# Baseline code for WikiKG90M

## **Important:** This dataset has been deprecated. Please use the updated version, WikiKG90Mv2.

Please refer to the **[OGB-LSC paper](https://arxiv.org/abs/2103.09430)** for the detailed setting.

## Installation requirements
```
ogb>=1.3.0
torch>=1.7.0
dgl==0.4.3
```
In addition, please install the dgl-ke-ogb-lsc by `cd dgl-ke-ogb-lsc/python` and `pip install -e .`

### Acknowledgement 
Our implementation is based on [DGL-KE](https://github.com/awslabs/dgl-ke).
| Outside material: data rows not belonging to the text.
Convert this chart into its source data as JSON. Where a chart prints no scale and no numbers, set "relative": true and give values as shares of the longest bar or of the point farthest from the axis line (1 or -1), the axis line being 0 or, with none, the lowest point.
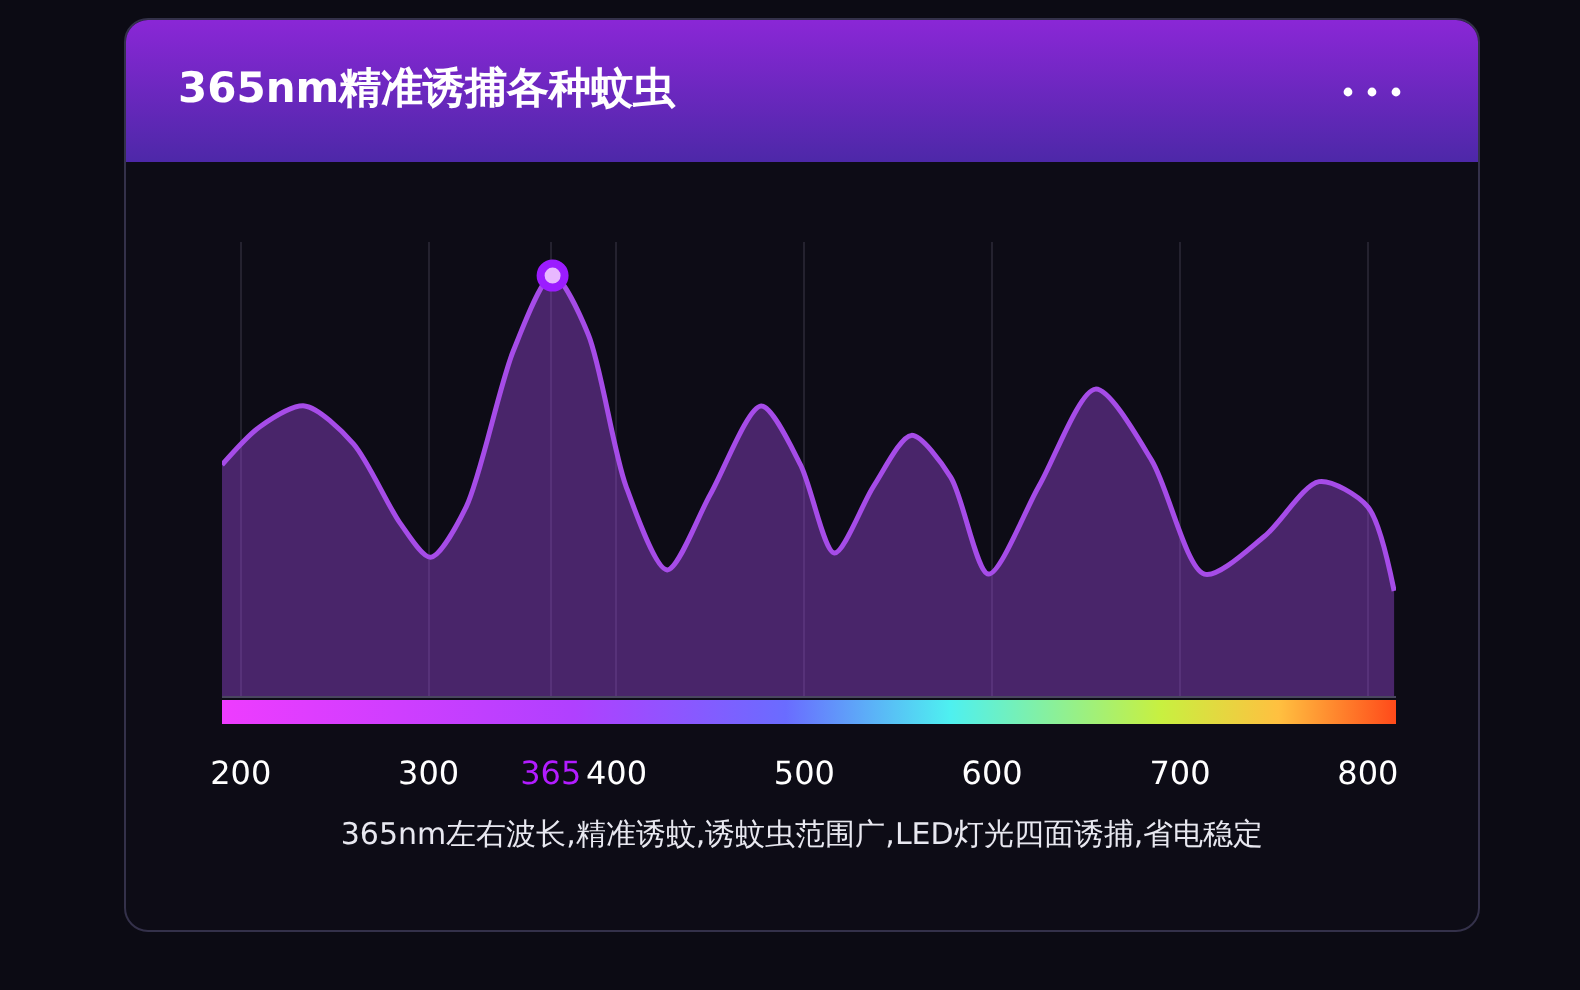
{
  "chart_data": {
    "type": "area",
    "title": "365nm精准诱捕各种蚊虫",
    "relative": true,
    "grid": "x",
    "marker": "none",
    "xlim": [
      190,
      815
    ],
    "xticks": [
      200,
      300,
      365,
      400,
      500,
      600,
      700,
      800
    ],
    "series": [
      {
        "color": "#a64ce8",
        "x": [
          190,
          210,
          234,
          260,
          285,
          301,
          320,
          345,
          366,
          385,
          405,
          427,
          450,
          477,
          498,
          516,
          537,
          557,
          578,
          598,
          625,
          655,
          685,
          713,
          745,
          774,
          800,
          814
        ],
        "values": [
          0.55,
          0.64,
          0.69,
          0.6,
          0.41,
          0.33,
          0.45,
          0.82,
          1,
          0.86,
          0.5,
          0.3,
          0.48,
          0.69,
          0.55,
          0.34,
          0.5,
          0.62,
          0.52,
          0.29,
          0.5,
          0.73,
          0.56,
          0.29,
          0.38,
          0.51,
          0.45,
          0.25
        ]
      },
      {
        "type": "scatter",
        "color": "#e8b8ff",
        "marker": "circle",
        "x": [
          366
        ],
        "values": [
          1
        ]
      }
    ],
    "annotations": [
      "365nm左右波长,精准诱蚊,诱蚊虫范围广,LED灯光四面诱捕,省电稳定"
    ]
  }
}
## Key commandline arguments
- `model_name`: Decoder model. Choose from [`TransE_l2`, `ComplEx`].
- `encoder_model_name`: Encoder model. Choose from [`shallow`, `roberta`, `concat`].
- `data_path`: Directory that downloads and stores the dataset.
- `save_path`: Directory that saves model and prediction file.

## Baseline models
- TransE-Shallow [1]
- TransE-RoBERTa [1,3]
- TransE-Concat [1,3]
- ComplEx-Shallow [2]
- ComplEx-RoBERTa [2,3]
- ComplEx-Concat [2,3]

All the scripts for the baseline models can be found in [`run.sh`](https://github.com/snap-stanford/ogb/blob/master/examples/lsc/wikikg90m/run.sh).

## Saving Test Submission
After training models using the script, there will be prediction files dumped under the `$SAVE_PATH`. The prediction files are in the following format: `[valid/test]_$PROCID_$STEP`, e.g., `test_0_99999.pkl`, `test_1_99999.pkl`, which means the test prediction files generated by training on two GPUs at step 99999. Then please use the following code to save the test submission file based on the best validation performance.
(`$NUM_PROC` represents the number of GPUs used to train the model, in the example above, set `$NUM_PROC` to 2)
```
python save_test_submission.py $SAVE_PATH $NUM_PROC
```
This will save the test submission file at `${SAVE_PATH}/t_pred_wikikg90m.npz`.

## Performance

| Model              |Valid MRR  | Test MRR*   | \#Parameters    | Hardware |
|:------------------ |:--------------   |:---------------| --------------:|----------|
| TransE-Shallow     | 0.7559 | 0.7412 | 17.4B  | Tesla P100 (16GB GPU) |
| ComplEx-Shallow    | 0.6142 | 0.5883 | 17.4B  | Tesla P100 (16GB GPU) |
| TransE-RoBERTa     | 0.6039 | 0.6288 | 0.3M   | Tesla P100 (16GB GPU) |
| ComplEx-RoBERTa    | 0.7052 | 0.7186 | 0.3M   | Tesla P100 (16GB GPU) |
| TransE-Concat      | 0.8494 | 0.8548 | 17.4B  | Tesla P100 (16GB GPU) |
| ComplEx-Concat     | 0.8425 | 0.8637 | 17.4B  | Tesla P100 (16GB GPU) |

\* Test MRR is evaluated on the **hidden test set.**


## References
[1] Bordes, A., Usunier, N., Garcia-Duran, A., Weston, J., & Yakhnenko, O. (2013). Translating embeddings for modeling multi-relational data. NeurIPS 2013

[2] Trouillon, T., Welbl, J., Riedel, S., Gaussier, É., & Bouchard, G. (2016). Complex embeddings for simple link prediction. ICML 2016

[3] Liu, Y., Ott, M., Goyal, N., Du, J., Joshi, M., Chen, D., Levy, O., Lewis, M., Zettlemoyer, L. & Stoyanov, V. (2019). RoBERTa: A robustly optimized bert pretraining approach. arXiv preprint arXiv:1907.11692.